OK, so another test: check_interval = 1, recheck_interval = 6, max_check_attempts = 6. I would expect one check approximately every minute for a total of 6 minutes. But no...
[2013-11-27 16:20:10] HOST ALERT: ash;DOWN;HARD;6;CRITICAL - 192.168.10.212: Host unreachable @ 192.168.10.161. rta nan, lost 100%
[2013-11-27 16:19:10] HOST ALERT: ash;DOWN;SOFT;5;CRITICAL - 192.168.10.212: Host unreachable @ 192.168.10.161. rta nan, lost 100%
[2013-11-27 16:18:10] HOST ALERT: ash;DOWN;SOFT;4;CRITICAL - 192.168.10.212: Host unreachable @ 192.168.10.161. rta nan, lost 100%
[2013-11-27 16:17:10] HOST ALERT: ash;DOWN;SOFT;3;CRITICAL - 192.168.10.212: Host unreachable @ 192.168.10.161. rta nan, lost 100%
[2013-11-27 16:16:31] HOST ALERT: ash;DOWN;SOFT;2;CRITICAL - 192.168.10.212: Host unreachable @ 192.168.10.161. rta nan, lost 100%
[2013-11-27 16:16:12] HOST ALERT: ash;DOWN;SOFT;1;CRITICAL - 192.168.10.212: Host unreachable @ 192.168.10.161. rta nan, lost 100%
Results show an interval of about 4 minutes, wherever that came from, with the 2nd and 3rd check happening too soon, but subsequent checks occurring at exactly 60 second intervals.

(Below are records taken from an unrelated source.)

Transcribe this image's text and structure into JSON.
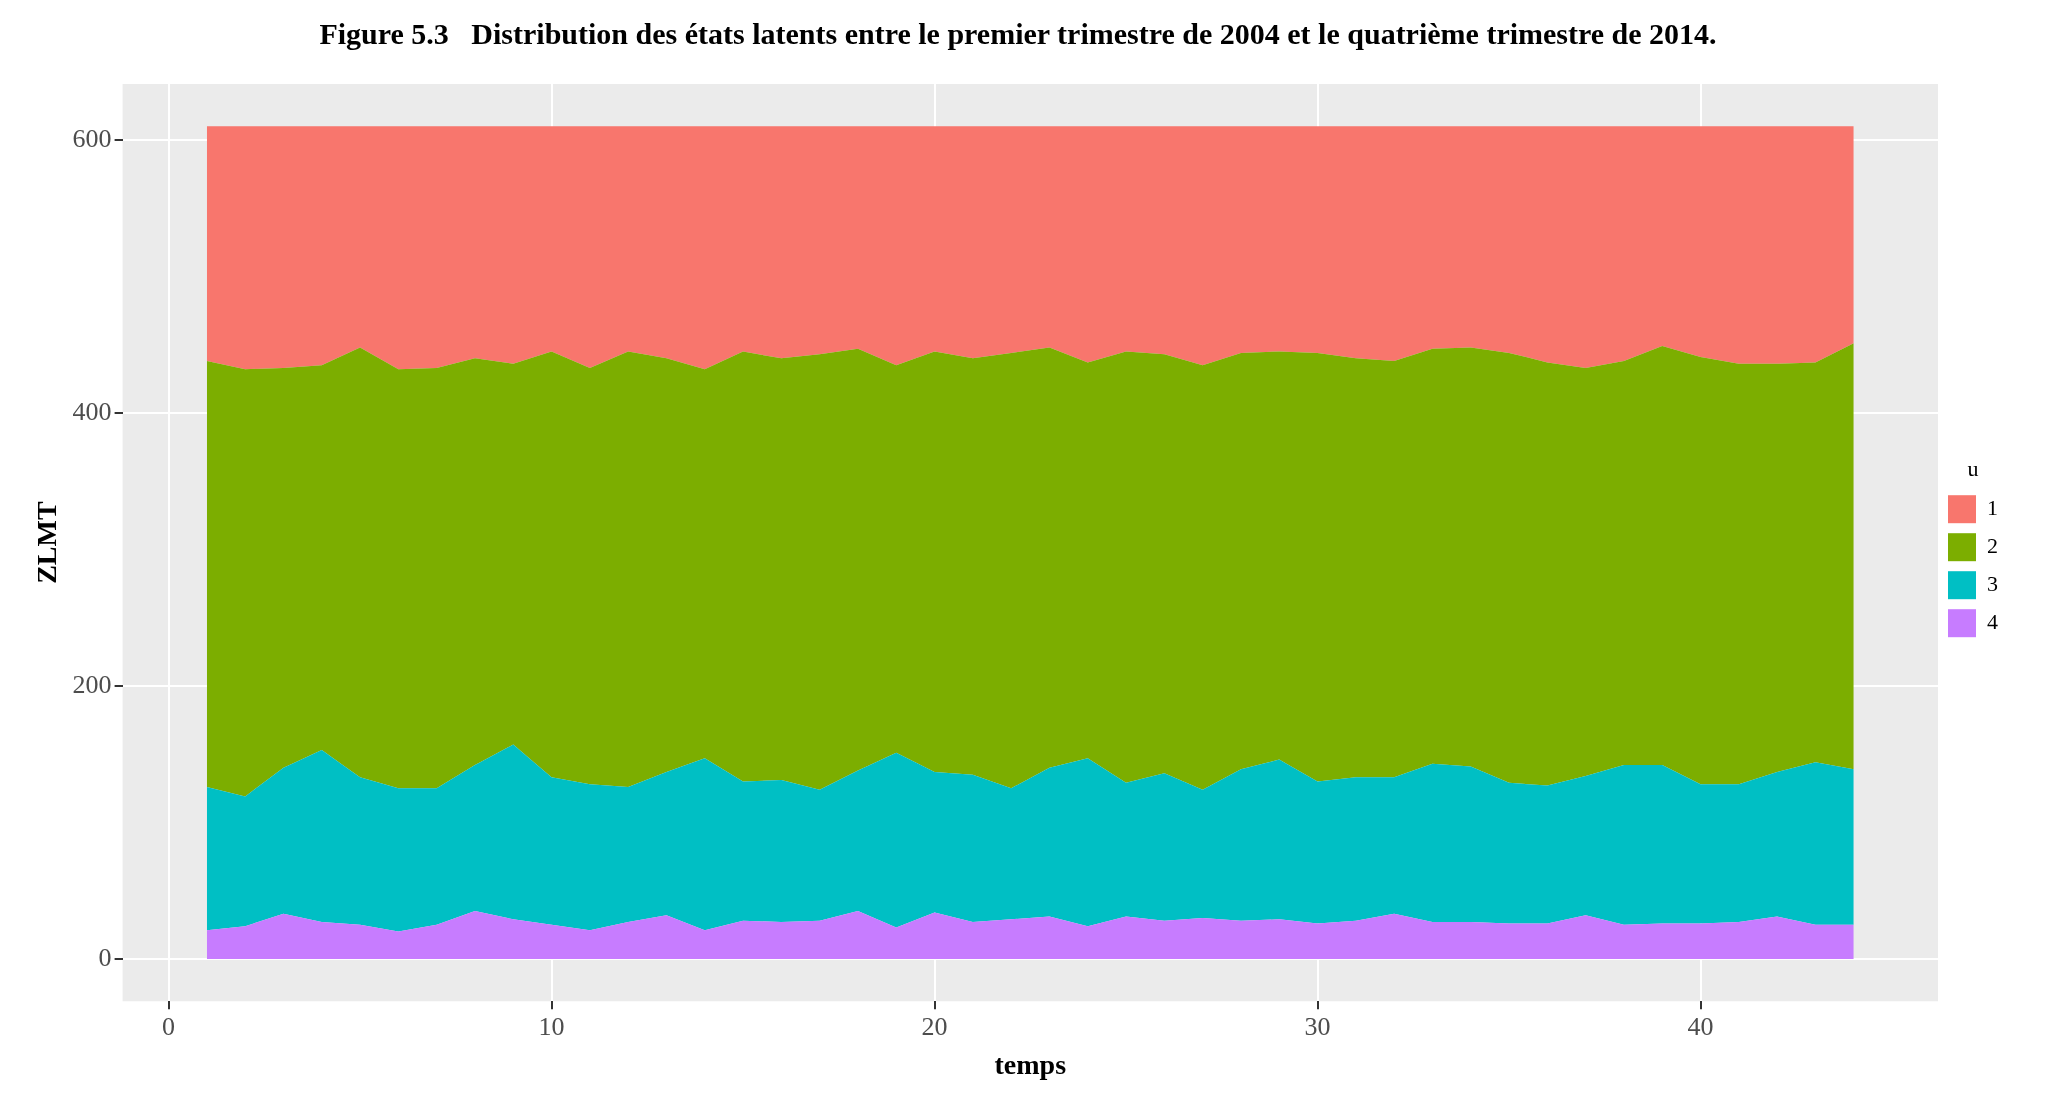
{
  "chart_data": {
    "type": "area",
    "stacked": true,
    "title": "Figure 5.3   Distribution des états latents entre le premier trimestre de 2004 et le quatrième trimestre de 2014.",
    "xlabel": "temps",
    "ylabel": "ZLMT",
    "legend_title": "u",
    "legend": "right",
    "grid": true,
    "x": [
      1,
      2,
      3,
      4,
      5,
      6,
      7,
      8,
      9,
      10,
      11,
      12,
      13,
      14,
      15,
      16,
      17,
      18,
      19,
      20,
      21,
      22,
      23,
      24,
      25,
      26,
      27,
      28,
      29,
      30,
      31,
      32,
      33,
      34,
      35,
      36,
      37,
      38,
      39,
      40,
      41,
      42,
      43,
      44
    ],
    "xlim": [
      -1.2,
      46.2
    ],
    "xticks": [
      0,
      10,
      20,
      30,
      40
    ],
    "ylim": [
      -31,
      641
    ],
    "yticks": [
      0,
      200,
      400,
      600
    ],
    "series": [
      {
        "name": "4",
        "color": "#c77cff",
        "values": [
          21,
          24,
          33,
          27,
          25,
          20,
          25,
          35,
          29,
          25,
          21,
          27,
          32,
          21,
          28,
          27,
          28,
          35,
          23,
          34,
          27,
          29,
          31,
          24,
          31,
          28,
          30,
          28,
          29,
          26,
          28,
          33,
          27,
          27,
          26,
          26,
          32,
          25,
          26,
          26,
          27,
          31,
          25,
          25
        ]
      },
      {
        "name": "3",
        "color": "#00bfc4",
        "values": [
          105,
          95,
          107,
          126,
          108,
          105,
          100,
          107,
          128,
          108,
          107,
          99,
          105,
          126,
          102,
          104,
          96,
          103,
          128,
          103,
          108,
          96,
          109,
          123,
          98,
          108,
          94,
          111,
          117,
          104,
          105,
          100,
          116,
          114,
          103,
          101,
          102,
          117,
          116,
          102,
          101,
          106,
          119,
          114
        ]
      },
      {
        "name": "2",
        "color": "#7cae00",
        "values": [
          312,
          313,
          293,
          282,
          315,
          307,
          308,
          298,
          279,
          312,
          305,
          319,
          303,
          285,
          315,
          309,
          319,
          309,
          284,
          308,
          305,
          319,
          308,
          290,
          316,
          307,
          311,
          305,
          299,
          314,
          307,
          305,
          304,
          307,
          315,
          310,
          299,
          296,
          307,
          313,
          308,
          299,
          293,
          312
        ]
      },
      {
        "name": "1",
        "color": "#f8766d",
        "values": [
          172,
          178,
          177,
          175,
          162,
          178,
          177,
          170,
          174,
          165,
          177,
          165,
          170,
          178,
          165,
          170,
          167,
          163,
          175,
          165,
          170,
          166,
          162,
          173,
          165,
          167,
          175,
          166,
          165,
          166,
          170,
          172,
          163,
          162,
          166,
          173,
          177,
          172,
          161,
          169,
          174,
          174,
          173,
          159
        ]
      }
    ]
  }
}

Now, this might seem backwards to some, why recheck less often after a state change. To avoid having to explain that and to show that it still doesn't work as expected/understood, I did another test that did the opposite, check less frequently if it's OK, and more frequently if not.
check_interval = 5, recheck_interval = 1, max_check_attempts = 5, what should happen is that after the first SOFT DOWN, Nagios should recheck every minute for 5 minutes, but nope, I get 5 checks in less than 2 minutes...

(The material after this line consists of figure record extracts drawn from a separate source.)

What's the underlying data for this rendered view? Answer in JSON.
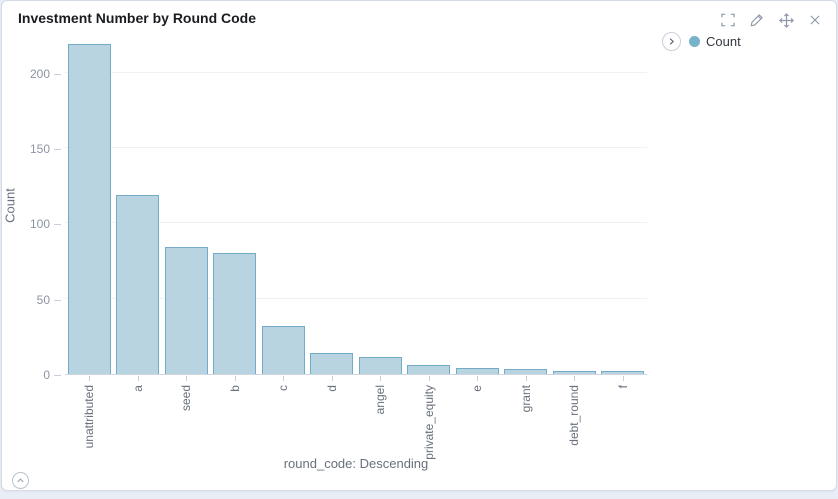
{
  "panel": {
    "title": "Investment Number by Round Code"
  },
  "toolbar": {
    "icons": [
      {
        "name": "fullscreen-icon"
      },
      {
        "name": "edit-icon"
      },
      {
        "name": "move-icon"
      },
      {
        "name": "close-icon"
      }
    ]
  },
  "legend": {
    "label": "Count",
    "dot_color": "#79b2cb"
  },
  "colors": {
    "bar_fill": "#b7d4e0",
    "bar_stroke": "#74abc9",
    "panel_border": "#d3dae6",
    "axis_text": "#69707d",
    "tick_text": "#8d94a2",
    "title_text": "#1a1c21",
    "page_background": "#e9edf6"
  },
  "chart_data": {
    "type": "bar",
    "title": "Investment Number by Round Code",
    "series_name": "Count",
    "categories": [
      "unattributed",
      "a",
      "seed",
      "b",
      "c",
      "d",
      "angel",
      "private_equity",
      "e",
      "grant",
      "debt_round",
      "f"
    ],
    "values": [
      219,
      119,
      84,
      80,
      32,
      14,
      11,
      6,
      4,
      3,
      2,
      2
    ],
    "xlabel": "round_code: Descending",
    "ylabel": "Count",
    "ylim": [
      0,
      225
    ],
    "yticks": [
      0,
      50,
      100,
      150,
      200
    ],
    "grid": true,
    "legend_position": "top-right"
  }
}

2013-11-27 17:17:15] HOST ALERT: ash;DOWN;HARD;5;CRITICAL - 192.168.10.212: Host unreachable @ 192.168.10.161. rta nan, lost 100%
[2013-11-27 17:17:11] HOST ALERT: ash;DOWN;SOFT;4;CRITICAL - 192.168.10.212: Host unreachable @ 192.168.10.161. rta nan, lost 100%
[2013-11-27 17:16:40] HOST ALERT: ash;DOWN;SOFT;3;CRITICAL - 192.168.10.212: Host unreachable @ 192.168.10.161. rta nan, lost 100%
[2013-11-27 17:16:11] HOST ALERT: ash;DOWN;SOFT;2;CRITICAL - 192.168.10.212: Host unreachable @ 192.168.10.161. rta nan, lost 100%
[2013-11-27 17:15:36] HOST ALERT: ash;DOWN;SOFT;1;CRITICAL - 192.168.10.212: Host unreachable @ 192.168.10.161. rta nan, lost 100%
So, there's really something I'm missing here.

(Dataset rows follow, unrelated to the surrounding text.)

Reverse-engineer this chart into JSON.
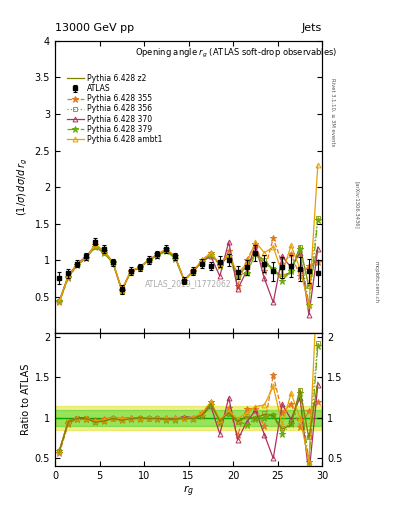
{
  "title_top": "13000 GeV pp",
  "title_right": "Jets",
  "panel_title": "Opening angle $r_g$ (ATLAS soft-drop observables)",
  "ylabel_main": "(1/σ) dσ/d r_g",
  "ylabel_ratio": "Ratio to ATLAS",
  "xlabel": "$r_g$",
  "watermark": "ATLAS_2019_I1772062",
  "rivet_label": "Rivet 3.1.10, ≥ 3M events",
  "arxiv_label": "[arXiv:1306.3436]",
  "mcplots_label": "mcplots.cern.ch",
  "ylim_main": [
    0,
    4
  ],
  "ylim_ratio": [
    0.4,
    2.05
  ],
  "xmin": 0,
  "xmax": 30,
  "x_data": [
    0.5,
    1.5,
    2.5,
    3.5,
    4.5,
    5.5,
    6.5,
    7.5,
    8.5,
    9.5,
    10.5,
    11.5,
    12.5,
    13.5,
    14.5,
    15.5,
    16.5,
    17.5,
    18.5,
    19.5,
    20.5,
    21.5,
    22.5,
    23.5,
    24.5,
    25.5,
    26.5,
    27.5,
    28.5,
    29.5
  ],
  "atlas_y": [
    0.75,
    0.82,
    0.95,
    1.05,
    1.25,
    1.15,
    0.97,
    0.6,
    0.85,
    0.9,
    1.0,
    1.08,
    1.15,
    1.05,
    0.72,
    0.85,
    0.95,
    0.92,
    0.98,
    1.0,
    0.83,
    0.9,
    1.1,
    0.95,
    0.85,
    0.9,
    0.92,
    0.88,
    0.85,
    0.82
  ],
  "atlas_yerr": [
    0.08,
    0.06,
    0.05,
    0.05,
    0.05,
    0.05,
    0.05,
    0.06,
    0.05,
    0.05,
    0.05,
    0.05,
    0.05,
    0.05,
    0.05,
    0.06,
    0.06,
    0.06,
    0.07,
    0.08,
    0.09,
    0.1,
    0.11,
    0.12,
    0.13,
    0.14,
    0.15,
    0.16,
    0.17,
    0.18
  ],
  "series": [
    {
      "name": "Pythia 6.428 355",
      "color": "#e07820",
      "marker": "*",
      "linestyle": "--",
      "y": [
        0.42,
        0.76,
        0.93,
        1.03,
        1.21,
        1.13,
        0.97,
        0.59,
        0.85,
        0.9,
        1.0,
        1.08,
        1.15,
        1.05,
        0.72,
        0.85,
        1.0,
        1.1,
        0.92,
        1.12,
        0.65,
        1.0,
        1.22,
        0.85,
        1.3,
        0.95,
        1.08,
        0.78,
        0.92,
        0.98
      ]
    },
    {
      "name": "Pythia 6.428 356",
      "color": "#90a020",
      "marker": "s",
      "linestyle": ":",
      "y": [
        0.44,
        0.78,
        0.94,
        1.04,
        1.18,
        1.1,
        0.96,
        0.58,
        0.84,
        0.9,
        1.0,
        1.07,
        1.13,
        1.03,
        0.72,
        0.84,
        0.98,
        1.08,
        0.95,
        1.05,
        0.78,
        0.92,
        1.1,
        1.0,
        0.88,
        0.78,
        0.85,
        1.18,
        0.65,
        1.58
      ]
    },
    {
      "name": "Pythia 6.428 370",
      "color": "#b03060",
      "marker": "^",
      "linestyle": "-",
      "y": [
        0.45,
        0.79,
        0.95,
        1.05,
        1.2,
        1.12,
        0.97,
        0.59,
        0.85,
        0.9,
        1.0,
        1.08,
        1.14,
        1.04,
        0.73,
        0.85,
        0.98,
        1.05,
        0.78,
        1.25,
        0.6,
        0.85,
        1.2,
        0.75,
        0.42,
        1.05,
        0.9,
        1.1,
        0.25,
        1.15
      ]
    },
    {
      "name": "Pythia 6.428 379",
      "color": "#6aaa10",
      "marker": "*",
      "linestyle": "-.",
      "y": [
        0.44,
        0.77,
        0.93,
        1.03,
        1.18,
        1.1,
        0.96,
        0.58,
        0.84,
        0.89,
        0.99,
        1.06,
        1.12,
        1.02,
        0.72,
        0.84,
        0.97,
        1.07,
        0.93,
        1.05,
        0.8,
        0.82,
        1.08,
        0.95,
        0.88,
        0.72,
        0.85,
        1.15,
        0.38,
        1.55
      ]
    },
    {
      "name": "Pythia 6.428 ambt1",
      "color": "#e8a000",
      "marker": "^",
      "linestyle": "-",
      "y": [
        0.44,
        0.79,
        0.94,
        1.04,
        1.2,
        1.12,
        0.97,
        0.59,
        0.85,
        0.9,
        1.0,
        1.08,
        1.15,
        1.05,
        0.72,
        0.85,
        1.0,
        1.1,
        0.95,
        1.08,
        0.82,
        0.95,
        1.25,
        1.1,
        1.18,
        0.82,
        1.2,
        0.88,
        0.38,
        2.3
      ]
    },
    {
      "name": "Pythia 6.428 z2",
      "color": "#808000",
      "marker": "",
      "linestyle": "-",
      "y": [
        0.44,
        0.78,
        0.94,
        1.04,
        1.18,
        1.1,
        0.96,
        0.58,
        0.84,
        0.9,
        0.99,
        1.07,
        1.13,
        1.03,
        0.72,
        0.84,
        0.98,
        1.08,
        0.94,
        1.06,
        0.79,
        0.91,
        1.09,
        0.99,
        0.87,
        0.77,
        0.84,
        1.19,
        0.63,
        1.18
      ]
    }
  ],
  "atlas_band_color": "#00cc00",
  "atlas_band_alpha": 0.35,
  "atlas_band_lo": 0.9,
  "atlas_band_hi": 1.1,
  "yellow_band_color": "#dddd00",
  "yellow_band_alpha": 0.45,
  "yellow_band_lo": 0.85,
  "yellow_band_hi": 1.15
}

Here are the interval settings from nagios.cfg
command_check_interval=-1
auto_rescheduling_interval=30
retention_update_interval=240
interval_length=60
service_freshness_check_interval=60
host_freshness_check_interval=60
So, is this normal? I just don't get it. Seems bonehead simple, but for some reason it is eluding me.
Any words from the wise would be much appreciated!